The A-League's under-fire disciplinary process is facing an off-season overhaul just days after Central Coast goalkeeper Danny Vukovic's controversial tailor-made ban for striking a referee.
Football Federation Australia (FFA) chief Ben Buckley has announced a "significant review" of the FFA's disciplinary regulations ahead of the next A-League season.
The competition's judicial process has come under fire for several incidents in the A-League's three seasons.
The most notable was last week's appeals committee decision letting Vukovic split a ban for hitting referee Mark Shield during the A-League grand final in two, allowing him to compete at the Olympic Games.
Earlier in the season Newcastle striker Joel Griffiths escaped serious penalty for striking a linesman in the groin.
Under world governing body FIFA's rules, no further action could be taken against Griffiths because the matter had been deemed dealt with when he was yellow-carded by the referee for the incident.
Buckley said it had always been his intention to undertake a review now, but admitted any inconsistencies would be looked at.

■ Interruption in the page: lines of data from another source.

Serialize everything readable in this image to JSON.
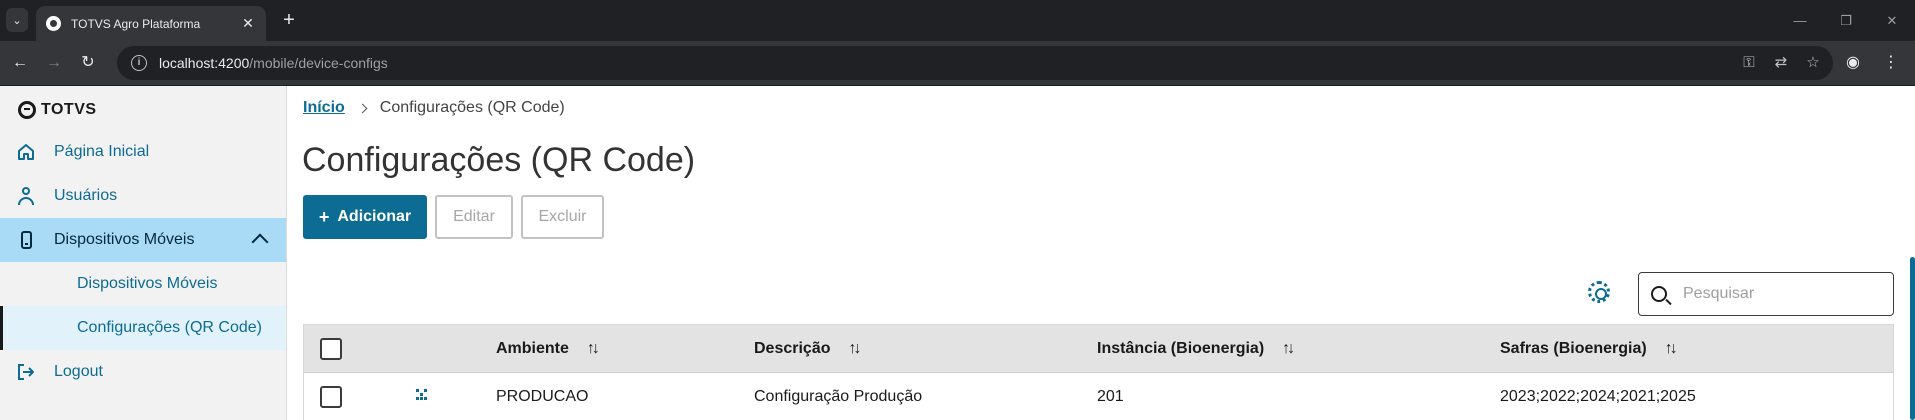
{
  "browser": {
    "tab_title": "TOTVS Agro Plataforma",
    "url_host": "localhost:4200",
    "url_path": "/mobile/device-configs"
  },
  "sidebar": {
    "logo_text": "TOTVS",
    "items": [
      {
        "label": "Página Inicial",
        "icon": "home-icon"
      },
      {
        "label": "Usuários",
        "icon": "user-icon"
      },
      {
        "label": "Dispositivos Móveis",
        "icon": "mobile-device-icon",
        "expanded": true
      },
      {
        "label": "Logout",
        "icon": "logout-icon"
      }
    ],
    "subitems": [
      {
        "label": "Dispositivos Móveis"
      },
      {
        "label": "Configurações (QR Code)",
        "selected": true
      }
    ]
  },
  "breadcrumb": {
    "home": "Início",
    "current": "Configurações (QR Code)"
  },
  "page": {
    "title": "Configurações (QR Code)"
  },
  "actions": {
    "add_icon": "+",
    "add": "Adicionar",
    "edit": "Editar",
    "delete": "Excluir"
  },
  "search": {
    "placeholder": "Pesquisar"
  },
  "table": {
    "columns": [
      "Ambiente",
      "Descrição",
      "Instância (Bioenergia)",
      "Safras (Bioenergia)"
    ],
    "rows": [
      {
        "ambiente": "PRODUCAO",
        "descricao": "Configuração Produção",
        "instancia": "201",
        "safras": "2023;2022;2024;2021;2025"
      }
    ]
  },
  "colors": {
    "primary": "#0c6c94",
    "active_nav": "#a9dbf7",
    "sidebar_bg": "#f2f2f2",
    "table_header_bg": "#e3e3e3"
  }
}
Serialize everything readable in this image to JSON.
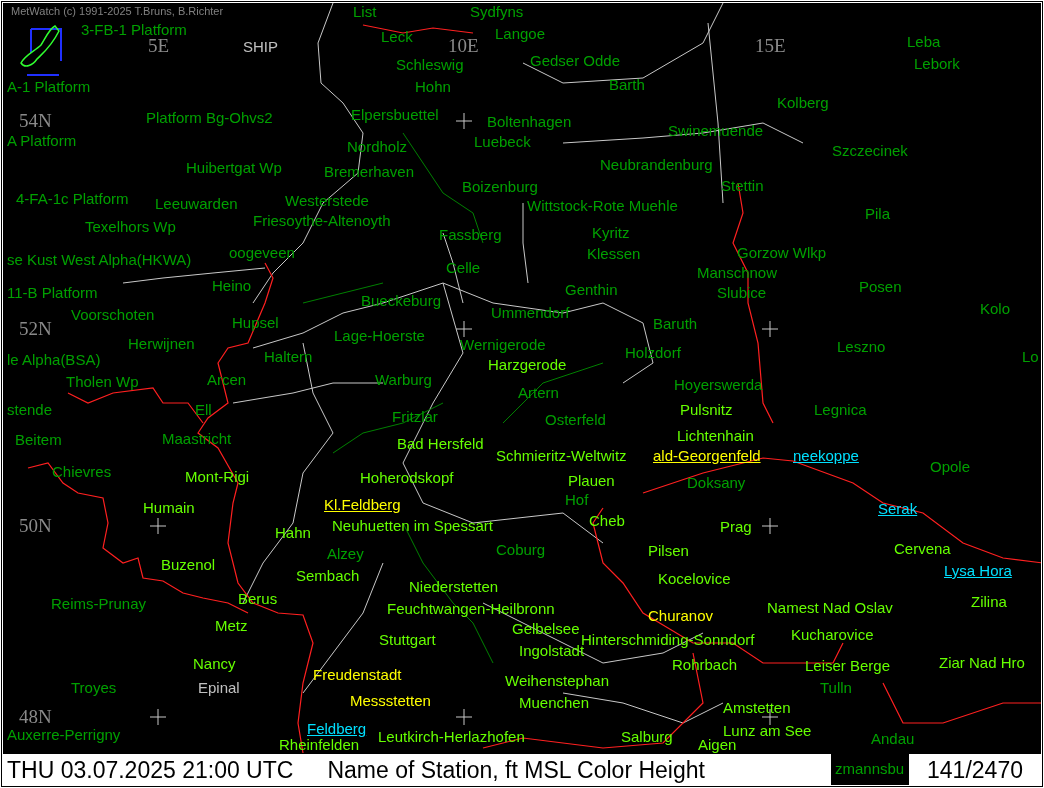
{
  "credit": "MetWatch  (c) 1991-2025 T.Bruns, B.Richter",
  "map_label": "SHIP",
  "grid_labels": [
    "5E",
    "10E",
    "15E",
    "54N",
    "52N",
    "50N",
    "48N"
  ],
  "stations": [
    {
      "name": "List",
      "color": "#00a000",
      "underlined": false
    },
    {
      "name": "Sydfyns",
      "color": "#00a000",
      "underlined": false
    },
    {
      "name": "3-FB-1 Platform",
      "color": "#00a000",
      "underlined": false
    },
    {
      "name": "Leck",
      "color": "#00a000",
      "underlined": false
    },
    {
      "name": "Langoe",
      "color": "#00a000",
      "underlined": false
    },
    {
      "name": "Leba",
      "color": "#00a000",
      "underlined": false
    },
    {
      "name": "Schleswig",
      "color": "#00a000",
      "underlined": false
    },
    {
      "name": "Gedser Odde",
      "color": "#00a000",
      "underlined": false
    },
    {
      "name": "Lebork",
      "color": "#00a000",
      "underlined": false
    },
    {
      "name": "A-1 Platform",
      "color": "#00a000",
      "underlined": false
    },
    {
      "name": "Hohn",
      "color": "#00a000",
      "underlined": false
    },
    {
      "name": "Barth",
      "color": "#00a000",
      "underlined": false
    },
    {
      "name": "Kolberg",
      "color": "#00a000",
      "underlined": false
    },
    {
      "name": "Platform Bg-Ohvs2",
      "color": "#00a000",
      "underlined": false
    },
    {
      "name": "Elpersbuettel",
      "color": "#00a000",
      "underlined": false
    },
    {
      "name": "Boltenhagen",
      "color": "#00a000",
      "underlined": false
    },
    {
      "name": "Swinemuende",
      "color": "#00a000",
      "underlined": false
    },
    {
      "name": "A Platform",
      "color": "#00a000",
      "underlined": false
    },
    {
      "name": "Nordholz",
      "color": "#00a000",
      "underlined": false
    },
    {
      "name": "Luebeck",
      "color": "#00a000",
      "underlined": false
    },
    {
      "name": "Szczecinek",
      "color": "#00a000",
      "underlined": false
    },
    {
      "name": "Huibertgat Wp",
      "color": "#00a000",
      "underlined": false
    },
    {
      "name": "Bremerhaven",
      "color": "#00a000",
      "underlined": false
    },
    {
      "name": "Neubrandenburg",
      "color": "#00a000",
      "underlined": false
    },
    {
      "name": "Boizenburg",
      "color": "#00a000",
      "underlined": false
    },
    {
      "name": "Stettin",
      "color": "#00a000",
      "underlined": false
    },
    {
      "name": "4-FA-1c Platform",
      "color": "#00a000",
      "underlined": false
    },
    {
      "name": "Leeuwarden",
      "color": "#00a000",
      "underlined": false
    },
    {
      "name": "Westerstede",
      "color": "#00a000",
      "underlined": false
    },
    {
      "name": "Wittstock-Rote Muehle",
      "color": "#00a000",
      "underlined": false
    },
    {
      "name": "Pila",
      "color": "#00a000",
      "underlined": false
    },
    {
      "name": "Texelhors Wp",
      "color": "#00a000",
      "underlined": false
    },
    {
      "name": "Friesoythe-Altenoyth",
      "color": "#00a000",
      "underlined": false
    },
    {
      "name": "Fassberg",
      "color": "#00a000",
      "underlined": false
    },
    {
      "name": "Kyritz",
      "color": "#00a000",
      "underlined": false
    },
    {
      "name": "se Kust West Alpha(HKWA)",
      "color": "#00a000",
      "underlined": false
    },
    {
      "name": "oogeveen",
      "color": "#00a000",
      "underlined": false
    },
    {
      "name": "Klessen",
      "color": "#00a000",
      "underlined": false
    },
    {
      "name": "Gorzow Wlkp",
      "color": "#00a000",
      "underlined": false
    },
    {
      "name": "Celle",
      "color": "#00a000",
      "underlined": false
    },
    {
      "name": "Manschnow",
      "color": "#00a000",
      "underlined": false
    },
    {
      "name": "11-B Platform",
      "color": "#00a000",
      "underlined": false
    },
    {
      "name": "Heino",
      "color": "#00a000",
      "underlined": false
    },
    {
      "name": "Genthin",
      "color": "#00a000",
      "underlined": false
    },
    {
      "name": "Slubice",
      "color": "#00a000",
      "underlined": false
    },
    {
      "name": "Posen",
      "color": "#00a000",
      "underlined": false
    },
    {
      "name": "Bueckeburg",
      "color": "#00a000",
      "underlined": false
    },
    {
      "name": "Voorschoten",
      "color": "#00a000",
      "underlined": false
    },
    {
      "name": "Ummendorf",
      "color": "#00a000",
      "underlined": false
    },
    {
      "name": "Kolo",
      "color": "#00a000",
      "underlined": false
    },
    {
      "name": "Hupsel",
      "color": "#00a000",
      "underlined": false
    },
    {
      "name": "Baruth",
      "color": "#00a000",
      "underlined": false
    },
    {
      "name": "Herwijnen",
      "color": "#00a000",
      "underlined": false
    },
    {
      "name": "Lage-Hoerste",
      "color": "#00a000",
      "underlined": false
    },
    {
      "name": "Wernigerode",
      "color": "#00a000",
      "underlined": false
    },
    {
      "name": "Leszno",
      "color": "#00a000",
      "underlined": false
    },
    {
      "name": "le Alpha(BSA)",
      "color": "#00a000",
      "underlined": false
    },
    {
      "name": "Haltern",
      "color": "#00a000",
      "underlined": false
    },
    {
      "name": "Harzgerode",
      "color": "#66ff00",
      "underlined": false
    },
    {
      "name": "Holzdorf",
      "color": "#00a000",
      "underlined": false
    },
    {
      "name": "Lo",
      "color": "#00a000",
      "underlined": false
    },
    {
      "name": "Tholen Wp",
      "color": "#00a000",
      "underlined": false
    },
    {
      "name": "Arcen",
      "color": "#00a000",
      "underlined": false
    },
    {
      "name": "Warburg",
      "color": "#00a000",
      "underlined": false
    },
    {
      "name": "Artern",
      "color": "#00a000",
      "underlined": false
    },
    {
      "name": "Hoyerswerda",
      "color": "#00a000",
      "underlined": false
    },
    {
      "name": "stende",
      "color": "#00a000",
      "underlined": false
    },
    {
      "name": "Ell",
      "color": "#00a000",
      "underlined": false
    },
    {
      "name": "Fritzlar",
      "color": "#00a000",
      "underlined": false
    },
    {
      "name": "Osterfeld",
      "color": "#00a000",
      "underlined": false
    },
    {
      "name": "Pulsnitz",
      "color": "#66ff00",
      "underlined": false
    },
    {
      "name": "Legnica",
      "color": "#00a000",
      "underlined": false
    },
    {
      "name": "Beitem",
      "color": "#00a000",
      "underlined": false
    },
    {
      "name": "Maastricht",
      "color": "#00a000",
      "underlined": false
    },
    {
      "name": "Bad Hersfeld",
      "color": "#66ff00",
      "underlined": false
    },
    {
      "name": "Lichtenhain",
      "color": "#66ff00",
      "underlined": false
    },
    {
      "name": "Schmieritz-Weltwitz",
      "color": "#66ff00",
      "underlined": false
    },
    {
      "name": "ald-Georgenfeld",
      "color": "#ffff00",
      "underlined": true
    },
    {
      "name": "neekoppe",
      "color": "#00e0ff",
      "underlined": true
    },
    {
      "name": "Chievres",
      "color": "#00a000",
      "underlined": false
    },
    {
      "name": "Mont-Rigi",
      "color": "#66ff00",
      "underlined": false
    },
    {
      "name": "Hoherodskopf",
      "color": "#66ff00",
      "underlined": false
    },
    {
      "name": "Plauen",
      "color": "#66ff00",
      "underlined": false
    },
    {
      "name": "Doksany",
      "color": "#00a000",
      "underlined": false
    },
    {
      "name": "Opole",
      "color": "#00a000",
      "underlined": false
    },
    {
      "name": "Hof",
      "color": "#00a000",
      "underlined": false
    },
    {
      "name": "Humain",
      "color": "#66ff00",
      "underlined": false
    },
    {
      "name": "Kl.Feldberg",
      "color": "#ffff00",
      "underlined": true
    },
    {
      "name": "Serak",
      "color": "#00e0ff",
      "underlined": true
    },
    {
      "name": "Hahn",
      "color": "#66ff00",
      "underlined": false
    },
    {
      "name": "Neuhuetten im Spessart",
      "color": "#66ff00",
      "underlined": false
    },
    {
      "name": "Cheb",
      "color": "#66ff00",
      "underlined": false
    },
    {
      "name": "Prag",
      "color": "#66ff00",
      "underlined": false
    },
    {
      "name": "Alzey",
      "color": "#00a000",
      "underlined": false
    },
    {
      "name": "Coburg",
      "color": "#00a000",
      "underlined": false
    },
    {
      "name": "Pilsen",
      "color": "#66ff00",
      "underlined": false
    },
    {
      "name": "Cervena",
      "color": "#66ff00",
      "underlined": false
    },
    {
      "name": "Buzenol",
      "color": "#66ff00",
      "underlined": false
    },
    {
      "name": "Sembach",
      "color": "#66ff00",
      "underlined": false
    },
    {
      "name": "Kocelovice",
      "color": "#66ff00",
      "underlined": false
    },
    {
      "name": "Lysa Hora",
      "color": "#00e0ff",
      "underlined": true
    },
    {
      "name": "Niederstetten",
      "color": "#66ff00",
      "underlined": false
    },
    {
      "name": "Reims-Prunay",
      "color": "#00a000",
      "underlined": false
    },
    {
      "name": "Berus",
      "color": "#66ff00",
      "underlined": false
    },
    {
      "name": "Feuchtwangen-Heilbronn",
      "color": "#66ff00",
      "underlined": false
    },
    {
      "name": "Namest Nad Oslav",
      "color": "#66ff00",
      "underlined": false
    },
    {
      "name": "Zilina",
      "color": "#66ff00",
      "underlined": false
    },
    {
      "name": "Churanov",
      "color": "#ffff00",
      "underlined": false
    },
    {
      "name": "Metz",
      "color": "#66ff00",
      "underlined": false
    },
    {
      "name": "Gelbelsee",
      "color": "#66ff00",
      "underlined": false
    },
    {
      "name": "Stuttgart",
      "color": "#66ff00",
      "underlined": false
    },
    {
      "name": "Hinterschmiding-Sonndorf",
      "color": "#66ff00",
      "underlined": false
    },
    {
      "name": "Kucharovice",
      "color": "#66ff00",
      "underlined": false
    },
    {
      "name": "Ingolstadt",
      "color": "#66ff00",
      "underlined": false
    },
    {
      "name": "Nancy",
      "color": "#66ff00",
      "underlined": false
    },
    {
      "name": "Rohrbach",
      "color": "#66ff00",
      "underlined": false
    },
    {
      "name": "Leiser Berge",
      "color": "#66ff00",
      "underlined": false
    },
    {
      "name": "Ziar Nad Hro",
      "color": "#66ff00",
      "underlined": false
    },
    {
      "name": "Troyes",
      "color": "#00a000",
      "underlined": false
    },
    {
      "name": "Epinal",
      "color": "#c0c0c0",
      "underlined": false
    },
    {
      "name": "Freudenstadt",
      "color": "#ffff00",
      "underlined": false
    },
    {
      "name": "Weihenstephan",
      "color": "#66ff00",
      "underlined": false
    },
    {
      "name": "Tulln",
      "color": "#00a000",
      "underlined": false
    },
    {
      "name": "Messstetten",
      "color": "#ffff00",
      "underlined": false
    },
    {
      "name": "Muenchen",
      "color": "#66ff00",
      "underlined": false
    },
    {
      "name": "Amstetten",
      "color": "#66ff00",
      "underlined": false
    },
    {
      "name": "Auxerre-Perrigny",
      "color": "#00a000",
      "underlined": false
    },
    {
      "name": "Feldberg",
      "color": "#00e0ff",
      "underlined": true
    },
    {
      "name": "Rheinfelden",
      "color": "#66ff00",
      "underlined": false
    },
    {
      "name": "Leutkirch-Herlazhofen",
      "color": "#66ff00",
      "underlined": false
    },
    {
      "name": "Salburg",
      "color": "#66ff00",
      "underlined": false
    },
    {
      "name": "Lunz am See",
      "color": "#66ff00",
      "underlined": false
    },
    {
      "name": "Aigen",
      "color": "#66ff00",
      "underlined": false
    },
    {
      "name": "Andau",
      "color": "#00a000",
      "underlined": false
    },
    {
      "name": "zmannsbu",
      "color": "#00a000",
      "underlined": false
    }
  ],
  "status_bar": {
    "datetime": "THU 03.07.2025 21:00 UTC",
    "legend": "Name of Station,  ft MSL Color Height",
    "count": "141/2470"
  }
}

"I want to ensure that football's disciplinary provisions are not only consistent with those of the sport internationally, but also with community expectations within Australia," said Buckley, the former No.2 at the AFL which has a more transparent tribunal process.
"It is a sign of the growing maturity of the competition that we should do so, and it gives us an opportunity to address any inconsistencies in the current provisions."
In a statement, the FFA said the review would take in analysis of other systems including the AFL and NRL, as well as FIFA, the Asian Football Confederation and other soccer leagues.
Issues to be considered will include whether hearings should be open to the media, consistency with the FIFA disciplinary code, accumulation of yellow cards in the A-League and public release of judgements.
The FFA said the review was expected to be completed by the end of June.